The Olympic Village, the biggest construction project of the 2004 Athens Olympics, and two major road sections were inaugurated yesterday. Located at the foot of Mt Parnitha, northwest of central Athens, the 120-hectare Olympic Village will open its gates to some 16,000 athletes and team officials on July 30. The village was built by the Labor Housing Organization at a cost of 320.5 million euros and its 2,292 apartments will be transferred to low-income families beginning in May 2005. It contains a hospital, drug test center, places of worship, a restaurant, a swimming pool, a track and two gyms, but little greenery. As Employment Minister Panos Panayiotopoulos remarked yesterday, a lot of effort was made over the past two years to complete construction on time. The 5-kilometer road connecting the Olympic Village to the Athens-Thessaloniki national highway was inaugurated yesterday morning by Environment and Public Works Minister Giorgos Souflias. Souflias, a civil engineer, praised the construction team for the quality of the project, which includes a 300-meter bridge, and the efforts made to minimize environmental damage.

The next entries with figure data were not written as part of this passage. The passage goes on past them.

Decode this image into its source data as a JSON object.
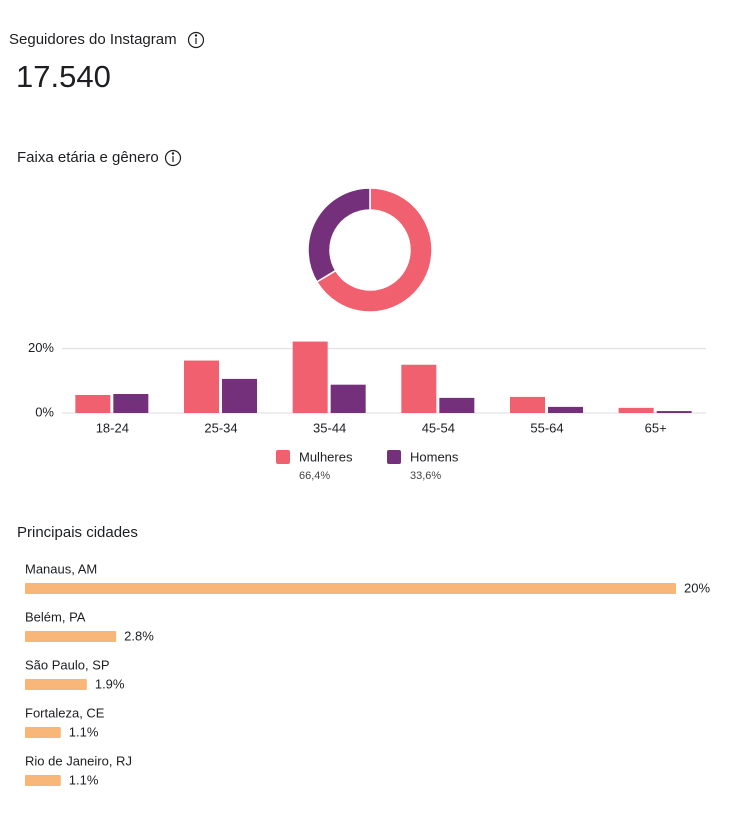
{
  "header": {
    "title": "Seguidores do Instagram",
    "value": "17.540"
  },
  "chart_data": [
    {
      "type": "pie",
      "title": "Faixa etária e gênero",
      "donut": true,
      "categories": [
        "Mulheres",
        "Homens"
      ],
      "values": [
        66.4,
        33.6
      ],
      "value_labels": [
        "66,4%",
        "33,6%"
      ],
      "colors": [
        "#f0606e",
        "#74307a"
      ]
    },
    {
      "type": "bar",
      "categories": [
        "18-24",
        "25-34",
        "35-44",
        "45-54",
        "55-64",
        "65+"
      ],
      "series": [
        {
          "color": "#f0606e",
          "values": [
            5.6,
            16.3,
            22.2,
            15,
            5,
            1.6
          ]
        },
        {
          "color": "#74307a",
          "values": [
            5.9,
            10.6,
            8.8,
            4.7,
            1.9,
            0.6
          ]
        }
      ],
      "ylim": [
        0,
        23
      ],
      "yticks": [
        {
          "value": 0,
          "label": "0%"
        },
        {
          "value": 20,
          "label": "20%"
        }
      ],
      "grid": true
    },
    {
      "type": "bar",
      "orientation": "horizontal",
      "title": "Principais cidades",
      "categories": [
        "Manaus, AM",
        "Belém, PA",
        "São Paulo, SP",
        "Fortaleza, CE",
        "Rio de Janeiro, RJ"
      ],
      "values": [
        20,
        2.8,
        1.9,
        1.1,
        1.1
      ],
      "value_labels": [
        "20%",
        "2.8%",
        "1.9%",
        "1.1%",
        "1.1%"
      ],
      "color": "#f8b778",
      "xlim": [
        0,
        20
      ]
    }
  ]
}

Earlier, Souflias had inaugurated what he called «the third most important transport project in the Athens region» after the metro and the Attiki Odos highway, a 3.15-kilometer extension of Kifissou Avenue toward Neo Faliron. The section is essentially a long bridge ending in a complex maze of intersections that is expected to greatly facilitate connections between Athens’s seaside suburbs and the two major highways leading to the north and the Peloponnese. Souflias also remarked that this project «is also a very important anti-flooding project» that would prevent the flooding of several suburbs along the Kifissos River. Some of the intersection’s exits were not ready but are expected to be so during the next few days. This section completes the so-called «Olympic ring» that will be crucial to the rapid movement of athletes and officials. A dissenting note was sounded by Panos Papadakos, the president of the Association of Greek Transport Engineers, who regretted the lack of a coordinated transport policy that would alleviate traffic congestion and the abandonment of some necessary road projects.